GhNAC072 overexpressed Arabidopsis lines, OE-1, OE-3, OE-5, and wildtype seeds were sterilized by soaking them in 15% Sodium hypochlorite for five minutes and then rinsing them three times in sterilized deionized water. The seeds were sterilized before being sown on ½ MS media and kept in a dark chamber at 4 °C for two days before being incubated at 22 °C with a 16 h light/8 h dark photoperiod. After 7 days active seedlings were transplanted into pots that have a 1:1 mix of vermiculite and humus. Three weeks later, the plants were exposed to abiotic stresses. Overexpressed lines OE-1, OE-3, OE-5, and WT plants were treated with 20% polyethylene glycol for drought stress treatment, while 200 mM NaCl was used for salt stress treatment. After eight days, physiological and phenotypic traits were measured. The samples were promptly freeze in liquid nitrogen and kept at a temperature of − 80 °C to be used for subsequent gene expression analysis. All sampling were replicated three times biologically and three times technically [49].

Germination rate and root elongation determination

Under drought and salt stress conditions, the germination rates of overexpressed lines and wild-types were evaluated. Overexpressed lines OE-1, OE-3, OE-5, and wild-type seedlings were sterilized and spread on plates at ½ MS media with mannitol supplementations of 0 mM, 100 mM, 200 mM, and 300 mM for drought simulation. Similarly, to apply salt stress, ½ MS was supplemented with 0, 100, 150, and 200 mM NaCl levels [50]. The germination percentage was measured after 10 days. To simulate drought and salt stress, transgenic and wildtype seedlings were seeded on ½ MS media for 6 days before being transferred to ½ MS supplemented with different amounts of mannitol and NaCl levels. The seedlings were grown for 6 days before having their roots measured on the 7th day after treatment. All measurements were replicated three times biologically and three times technically [51].

Stress responsive genes expression analysis

The expression levels of four abiotic stress-responsive genes were explored for GhNAC072 by PCR using specific gene primers to further explore the function of GhNAC072 under conditions of exposure to drought and salinity stress in cotton.
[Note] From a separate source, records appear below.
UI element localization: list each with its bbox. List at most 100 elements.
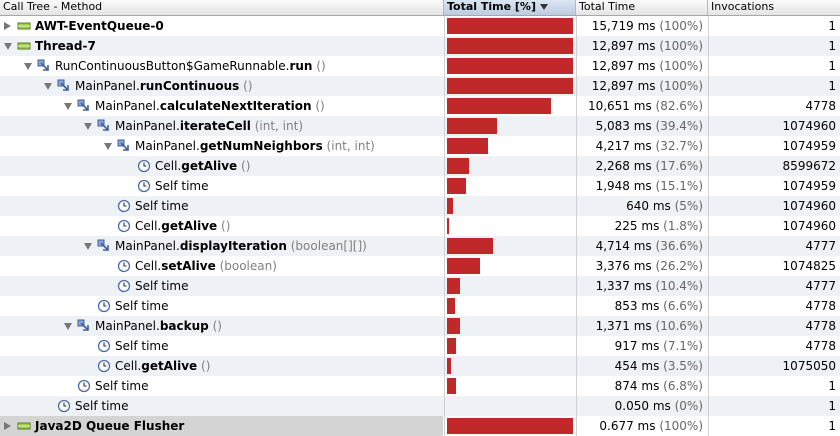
method-icon (97, 239, 111, 253)
table-row[interactable]: MainPanel.displayIteration (boolean[][])… (0, 236, 840, 256)
method-label: Self time (155, 176, 208, 196)
total-time-cell: 12,897 ms (100%) (576, 56, 707, 76)
table-row[interactable]: Self time 640 ms (5%) 1074960 (0, 196, 840, 216)
total-time-cell: 640 ms (5%) (576, 196, 707, 216)
invocations-cell: 1 (708, 376, 840, 396)
table-row[interactable]: Self time 0.050 ms (0%) 1 (0, 396, 840, 416)
thread-icon (17, 19, 31, 33)
class-name: MainPanel. (115, 239, 180, 253)
table-row[interactable]: MainPanel.runContinuous () 12,897 ms (100… (0, 76, 840, 96)
table-row[interactable]: Cell.getAlive () 2,268 ms (17.6%) 8599672 (0, 156, 840, 176)
table-row[interactable]: Cell.getAlive () 454 ms (3.5%) 1075050 (0, 356, 840, 376)
method-cell: Self time (0, 196, 443, 216)
total-time-bar (447, 78, 573, 94)
method-label: Cell.getAlive () (155, 156, 250, 176)
total-time-percent: (10.4%) (655, 279, 703, 293)
table-row[interactable]: Cell.getAlive () 225 ms (1.8%) 1074960 (0, 216, 840, 236)
table-row[interactable]: MainPanel.getNumNeighbors (int, int) 4,21… (0, 136, 840, 156)
table-row[interactable]: Self time 874 ms (6.8%) 1 (0, 376, 840, 396)
expand-toggle-icon[interactable] (104, 143, 112, 150)
method-label: Self time (115, 336, 168, 356)
table-row[interactable]: MainPanel.backup () 1,371 ms (10.6%) 4778 (0, 316, 840, 336)
method-name: setAlive (161, 259, 216, 273)
method-name: Java2D Queue Flusher (35, 419, 185, 433)
expand-toggle-icon[interactable] (4, 43, 12, 50)
table-row[interactable]: AWT-EventQueue-0 15,719 ms (100%) 1 (0, 16, 840, 36)
method-label: AWT-EventQueue-0 (35, 16, 164, 36)
method-cell: MainPanel.calculateNextIteration () (0, 96, 443, 116)
sort-descending-icon (539, 4, 548, 10)
invocations-cell: 4778 (708, 316, 840, 336)
invocations-cell: 1 (708, 36, 840, 56)
expand-toggle-icon[interactable] (24, 63, 32, 70)
collapse-toggle-icon[interactable] (4, 22, 11, 30)
column-header-total-time[interactable]: Total Time (576, 0, 708, 15)
table-row[interactable]: RunContinuousButton$GameRunnable.run () 1… (0, 56, 840, 76)
total-time-bar-cell (444, 136, 575, 156)
class-name: MainPanel. (95, 319, 160, 333)
method-label: Self time (135, 276, 188, 296)
total-time-bar-cell (444, 256, 575, 276)
call-tree-table: AWT-EventQueue-0 15,719 ms (100%) 1 Thread-… (0, 16, 840, 436)
clock-icon (137, 179, 151, 193)
total-time-percent: (5%) (674, 199, 703, 213)
total-time-value: 10,651 ms (587, 99, 656, 113)
method-label: MainPanel.getNumNeighbors (int, int) (135, 136, 375, 156)
total-time-bar (447, 138, 488, 154)
column-header-total-pct[interactable]: Total Time [%] (444, 0, 576, 15)
column-header-method[interactable]: Call Tree - Method (0, 0, 444, 15)
expand-toggle-icon[interactable] (84, 123, 92, 130)
total-time-cell: 4,217 ms (32.7%) (576, 136, 707, 156)
method-name: getNumNeighbors (199, 139, 323, 153)
expand-toggle-icon[interactable] (44, 83, 52, 90)
table-row[interactable]: Thread-7 12,897 ms (100%) 1 (0, 36, 840, 56)
class-name: MainPanel. (135, 139, 200, 153)
clock-icon (137, 159, 151, 173)
invocations-cell: 4777 (708, 236, 840, 256)
invocations-cell: 4778 (708, 96, 840, 116)
invocations-cell: 1074959 (708, 136, 840, 156)
table-row[interactable]: Self time 917 ms (7.1%) 4778 (0, 336, 840, 356)
total-time-bar (447, 418, 573, 434)
method-label: MainPanel.calculateNextIteration () (95, 96, 325, 116)
method-icon (77, 99, 91, 113)
thread-icon (17, 419, 31, 433)
method-cell: MainPanel.backup () (0, 316, 443, 336)
total-time-bar-cell (444, 356, 575, 376)
total-time-bar-cell (444, 296, 575, 316)
method-label: Self time (95, 376, 148, 396)
column-header-invocations[interactable]: Invocations (708, 0, 840, 15)
invocations-cell: 4778 (708, 336, 840, 356)
expand-toggle-icon[interactable] (64, 103, 72, 110)
total-time-bar-cell (444, 236, 575, 256)
method-cell: Cell.getAlive () (0, 216, 443, 236)
total-time-value: 12,897 ms (591, 59, 660, 73)
class-name: Self time (135, 199, 189, 213)
class-name: RunContinuousButton$GameRunnable. (55, 59, 290, 73)
table-row[interactable]: Self time 1,337 ms (10.4%) 4777 (0, 276, 840, 296)
table-row[interactable]: Cell.setAlive (boolean) 3,376 ms (26.2%) 1… (0, 256, 840, 276)
method-signature: () (217, 219, 231, 233)
total-time-value: 12,897 ms (591, 79, 660, 93)
table-row[interactable]: MainPanel.iterateCell (int, int) 5,083 ms… (0, 116, 840, 136)
table-row[interactable]: Self time 853 ms (6.6%) 4778 (0, 296, 840, 316)
total-time-cell: 0.677 ms (100%) (576, 416, 707, 436)
total-time-percent: (6.6%) (663, 299, 703, 313)
method-name: runContinuous (139, 79, 240, 93)
method-name: backup (159, 319, 209, 333)
expand-toggle-icon[interactable] (84, 243, 92, 250)
method-label: Cell.getAlive () (135, 216, 230, 236)
table-row[interactable]: MainPanel.calculateNextIteration () 10,65… (0, 96, 840, 116)
method-icon (97, 119, 111, 133)
expand-toggle-icon[interactable] (64, 323, 72, 330)
table-row[interactable]: Self time 1,948 ms (15.1%) 1074959 (0, 176, 840, 196)
class-name: MainPanel. (115, 119, 180, 133)
class-name: MainPanel. (75, 79, 140, 93)
collapse-toggle-icon[interactable] (4, 422, 11, 430)
total-time-bar (447, 198, 453, 214)
table-row[interactable]: Java2D Queue Flusher 0.677 ms (100%) 1 (0, 416, 840, 436)
total-time-percent: (6.8%) (663, 379, 703, 393)
total-time-cell: 2,268 ms (17.6%) (576, 156, 707, 176)
method-cell: RunContinuousButton$GameRunnable.run () (0, 56, 443, 76)
method-name: AWT-EventQueue-0 (35, 19, 164, 33)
The four stress responsive genes include ABF4, SOS1, RAB18, and RD22 [52]. Specific primers for these genes were designed using NCBI (https://www.ncbi.nlm.nih.gov/) database (Table S2).

Statistical analysis

The data were analyzed by one way analysis of variance (ANOVA), and significant differences among the individual means were determined using Least Significant Difference (P < 0.05 and P < 0.01) at the 5% and 1% confidence levels, respectively. In addition, the graphs were drawn using a PrismPad graph, and the gene family analysis was analyzed and organized using various web tools.